In het kader van een semantisch web kunnen we niet om standaarden heen en HTML5 is the next big-thing als standaard momenteel. En terecht, want het is een mindshift waar we even doorheen moeten komende jaren. Even concreet is in het kader van dingen beschrijven de microdata model binnen HTML5 een interessante om dingen te beschrijven/benoemen. Hier meer uitleg: http://diveintohtml5.org/extensibility.html. Kan goed naast de RDFa techniek worden gebruikt.

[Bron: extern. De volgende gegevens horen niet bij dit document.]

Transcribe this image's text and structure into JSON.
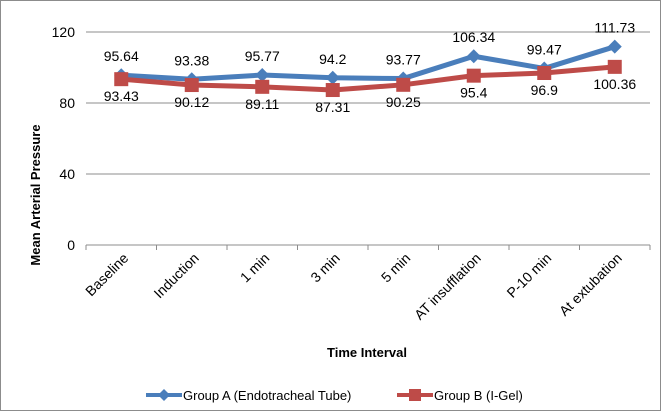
{
  "chart_data": {
    "type": "line",
    "categories": [
      "Baseline",
      "Induction",
      "1 min",
      "3 min",
      "5 min",
      "AT insufflation",
      "P-10 min",
      "At extubation"
    ],
    "series": [
      {
        "name": "Group A (Endotracheal Tube)",
        "color": "#4a7ebb",
        "marker": "diamond",
        "values": [
          95.64,
          93.38,
          95.77,
          94.2,
          93.77,
          106.34,
          99.47,
          111.73
        ],
        "labels": [
          "95.64",
          "93.38",
          "95.77",
          "94.2",
          "93.77",
          "106.34",
          "99.47",
          "111.73"
        ]
      },
      {
        "name": "Group B (I-Gel)",
        "color": "#be4b48",
        "marker": "square",
        "values": [
          93.43,
          90.12,
          89.11,
          87.31,
          90.25,
          95.4,
          96.9,
          100.36
        ],
        "labels": [
          "93.43",
          "90.12",
          "89.11",
          "87.31",
          "90.25",
          "95.4",
          "96.9",
          "100.36"
        ]
      }
    ],
    "title": "",
    "xlabel": "Time Interval",
    "ylabel": "Mean Arterial Pressure",
    "ylim": [
      0,
      120
    ],
    "yticks": [
      "0",
      "40",
      "80",
      "120"
    ],
    "grid": true,
    "legend": "bottom"
  }
}
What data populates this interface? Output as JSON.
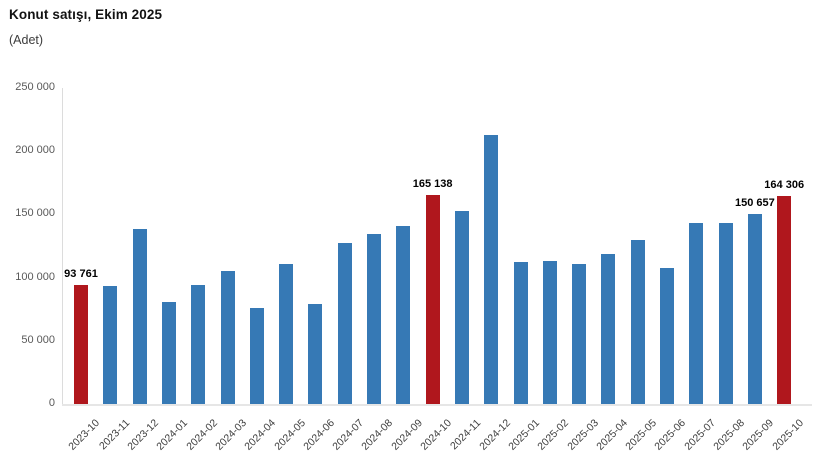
{
  "title": "Konut satışı, Ekim 2025",
  "subtitle": "(Adet)",
  "chart_data": {
    "type": "bar",
    "title": "Konut satışı, Ekim 2025",
    "unit": "Adet",
    "xlabel": "",
    "ylabel": "",
    "ylim": [
      0,
      250000
    ],
    "grid": "off",
    "legend": "none",
    "categories": [
      "2023-10",
      "2023-11",
      "2023-12",
      "2024-01",
      "2024-02",
      "2024-03",
      "2024-04",
      "2024-05",
      "2024-06",
      "2024-07",
      "2024-08",
      "2024-09",
      "2024-10",
      "2024-11",
      "2024-12",
      "2025-01",
      "2025-02",
      "2025-03",
      "2025-04",
      "2025-05",
      "2025-06",
      "2025-07",
      "2025-08",
      "2025-09",
      "2025-10"
    ],
    "values": [
      93761,
      93178,
      138577,
      80308,
      93902,
      105476,
      75569,
      110588,
      79313,
      127088,
      134155,
      140919,
      165138,
      153014,
      212637,
      112173,
      112818,
      110795,
      118359,
      130025,
      107723,
      142858,
      143319,
      150657,
      164306
    ],
    "bar_labels": [
      "93 761",
      null,
      null,
      null,
      null,
      null,
      null,
      null,
      null,
      null,
      null,
      null,
      "165 138",
      null,
      null,
      null,
      null,
      null,
      null,
      null,
      null,
      null,
      null,
      "150 657",
      "164 306"
    ],
    "highlighted_indices": [
      0,
      12,
      24
    ],
    "colors": {
      "bar": "#3679B5",
      "highlight": "#B0171D"
    },
    "y_ticks": [
      {
        "value": 0,
        "label": "0"
      },
      {
        "value": 50000,
        "label": "50 000"
      },
      {
        "value": 100000,
        "label": "100 000"
      },
      {
        "value": 150000,
        "label": "150 000"
      },
      {
        "value": 200000,
        "label": "200 000"
      },
      {
        "value": 250000,
        "label": "250 000"
      }
    ]
  }
}
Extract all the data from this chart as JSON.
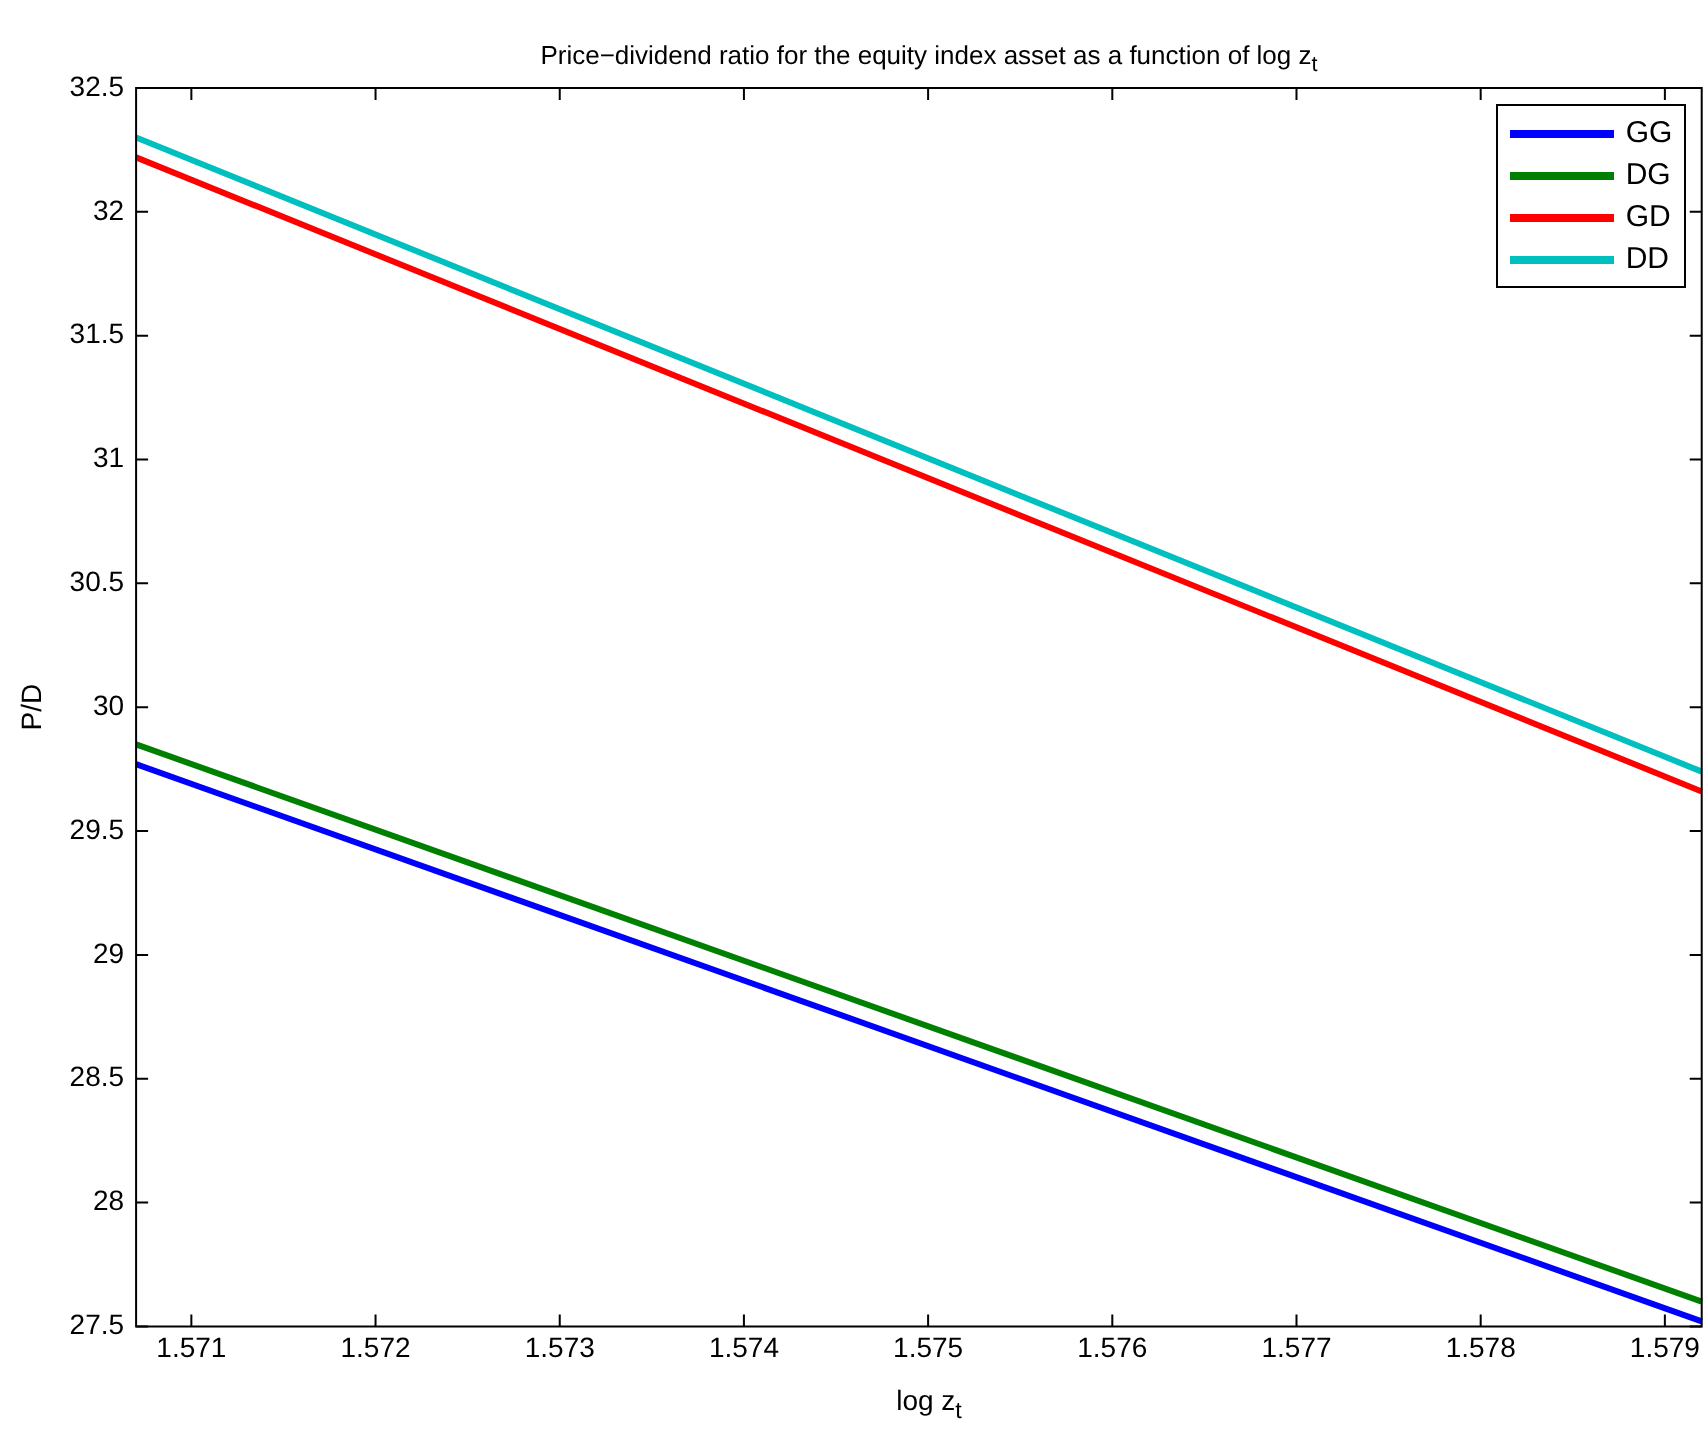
{
  "chart_data": {
    "type": "line",
    "title": "Price−dividend ratio for the equity index asset as a function of log z$_{t}$",
    "xlabel": "log z$_{t}$",
    "ylabel": "P/D",
    "x": [
      1.5707,
      1.5792
    ],
    "series": [
      {
        "name": "GG",
        "color": "#0000ff",
        "values": [
          29.77,
          27.52
        ]
      },
      {
        "name": "DG",
        "color": "#008000",
        "values": [
          29.85,
          27.6
        ]
      },
      {
        "name": "GD",
        "color": "#ff0000",
        "values": [
          32.22,
          29.66
        ]
      },
      {
        "name": "DD",
        "color": "#00bfbf",
        "values": [
          32.3,
          29.74
        ]
      }
    ],
    "xlim": [
      1.5707,
      1.5792
    ],
    "xticks": [
      1.571,
      1.572,
      1.573,
      1.574,
      1.575,
      1.576,
      1.577,
      1.578,
      1.579
    ],
    "ylim": [
      27.5,
      32.5
    ],
    "yticks": [
      27.5,
      28,
      28.5,
      29,
      29.5,
      30,
      30.5,
      31,
      31.5,
      32,
      32.5
    ],
    "grid": false,
    "legend": "top right",
    "marker": "none",
    "line_style": "solid"
  }
}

Ik vraag me af of UDC (Universele Decimale Classificatie) in het semantisch web geen rol van betekenis kan spelen. Zie www.udc.org. Bibliotheken en documentalisten werken hier al tientallen jaren mee. Alle informatie is toegankelijk te maken, via een logische structuur. Voordeel van een code boven trefwoorden: een code is korter, waarbij ook het sorteren makkelijker zal zijn. En het onthouden van codes kan bij veel mensen beter blijven hangen, denk ik (of is dat niet goed gedacht ?). En een code kan eenvoudig in barcode omgezet worden, wat volgens mij ook weer mogelijkheden biedt voor 'storage and retreival'. Helaas ben ik niet bij het congres geweest vorige week over het 'semantisch web'. Standaardisatie om te komen tot betere toegankelijkheid vind ik een interessant en noodzakelijk onderwerp. Van bovenstaande reakties begrijp ik (nog) niet veel. Misschien sla ik de plank mis... Maar ik zie zeker voordelen in het gebruik van de UDC (waarvan zoals men weet de VNG-archiefcode is afgeleid). vriendelijke groet, Wim v.d. Hoonaard.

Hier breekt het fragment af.